At Nagoya, an agreement was negotiated to increase dramatically marine protected zones from 0.5% to 10% of the world's oceans in the next 10 years.
Fishing quotas and restrictions on time at sea have already had a huge impact on fishing communities, not least on the west coast of Scotland, so identifying new protected zones is a highly sensitive issue that will require many months of careful negotiations.
However, research has shown that protected zones are highly effective in re-establishing fish stocks that in many areas are near total collapse.
This year will also see real momentum gathering for the value of nature to be reflected in national accounts.
With trillions of dollars being lost to the global economy each year through the destruction of the Earth's natural resources, the World Bank and individual national accounting bodies are working to find the best way in which this money can be accounted for.
Only then will the true value of the services that nature provides - for example vital pollination for crops by bees and storm protection from mangrove swamps - be identified. Only then can proper mechanisms be put in place to protect these so-called ecosystem services.
India has already announced its intention to incorporate natural capital into its national accounts by 2015, and "others will hopefully agree by the end of the year to a framework [to follow suit]", says Mr Sukhdhev.
Indeed a World Bank-led project hopes to sign up 10 to 12 developing and developed nations this year to pilot the programme.
But there is a huge amount of work to be done before the widespread adoption of accounting for nature, as the actual economic benefits of natural resources the world over need to be calculated.
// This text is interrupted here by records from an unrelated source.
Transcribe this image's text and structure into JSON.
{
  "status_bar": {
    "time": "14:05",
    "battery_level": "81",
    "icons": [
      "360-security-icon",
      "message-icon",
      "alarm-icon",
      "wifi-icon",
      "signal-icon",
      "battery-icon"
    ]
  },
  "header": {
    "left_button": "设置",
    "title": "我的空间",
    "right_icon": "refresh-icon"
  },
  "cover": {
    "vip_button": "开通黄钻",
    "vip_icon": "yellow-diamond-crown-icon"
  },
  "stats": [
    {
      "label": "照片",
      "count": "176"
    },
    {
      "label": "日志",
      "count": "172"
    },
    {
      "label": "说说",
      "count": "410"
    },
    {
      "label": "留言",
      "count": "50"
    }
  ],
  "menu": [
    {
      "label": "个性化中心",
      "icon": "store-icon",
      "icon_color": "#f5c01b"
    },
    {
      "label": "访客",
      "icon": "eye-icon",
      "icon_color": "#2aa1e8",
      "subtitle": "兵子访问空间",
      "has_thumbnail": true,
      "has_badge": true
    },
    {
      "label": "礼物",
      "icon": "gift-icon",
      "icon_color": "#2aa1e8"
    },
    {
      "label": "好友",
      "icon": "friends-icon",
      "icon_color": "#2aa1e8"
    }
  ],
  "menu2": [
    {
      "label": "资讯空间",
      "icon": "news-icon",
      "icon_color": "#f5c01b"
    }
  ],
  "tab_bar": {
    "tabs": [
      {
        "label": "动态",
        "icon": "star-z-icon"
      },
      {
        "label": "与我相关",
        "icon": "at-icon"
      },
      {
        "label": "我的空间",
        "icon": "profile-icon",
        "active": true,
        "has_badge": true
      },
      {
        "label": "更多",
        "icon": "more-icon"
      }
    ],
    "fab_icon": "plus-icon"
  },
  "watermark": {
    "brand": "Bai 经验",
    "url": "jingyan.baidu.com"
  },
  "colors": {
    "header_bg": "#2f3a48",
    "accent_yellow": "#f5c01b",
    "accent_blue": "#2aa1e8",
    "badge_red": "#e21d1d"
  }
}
TEEB has so far completed two case studies focusing on the impact of deforestation on the Chinese construction industry and of the drying up of the Aral Sea on the local cotton industry.
Mr Sukdhev says between 500 and 1000 such case studies are needed before natural capital can begin to be widely incorporated into national accounts.
And there are no short cuts - hard graft by researchers on the ground is the only way to secure this essential information.
"It takes a hell of a lot of effort, and therefore money," explains Mr Sukdhev.
And here is where much effort will be expended over the next 12 months - TEEB hopes to have in place by the end of this year a foundation to raise money to support this research, with the Institute of Chartered Accountants taking a lead.
This laborious and in many cases largely unrecognised work is absolutely vital in helping the world understand the economic value of nature.
And this year is the one in which the foundations for much of this research will be laid, research that will help to hammer home just what a vital role nature plays in the global economy.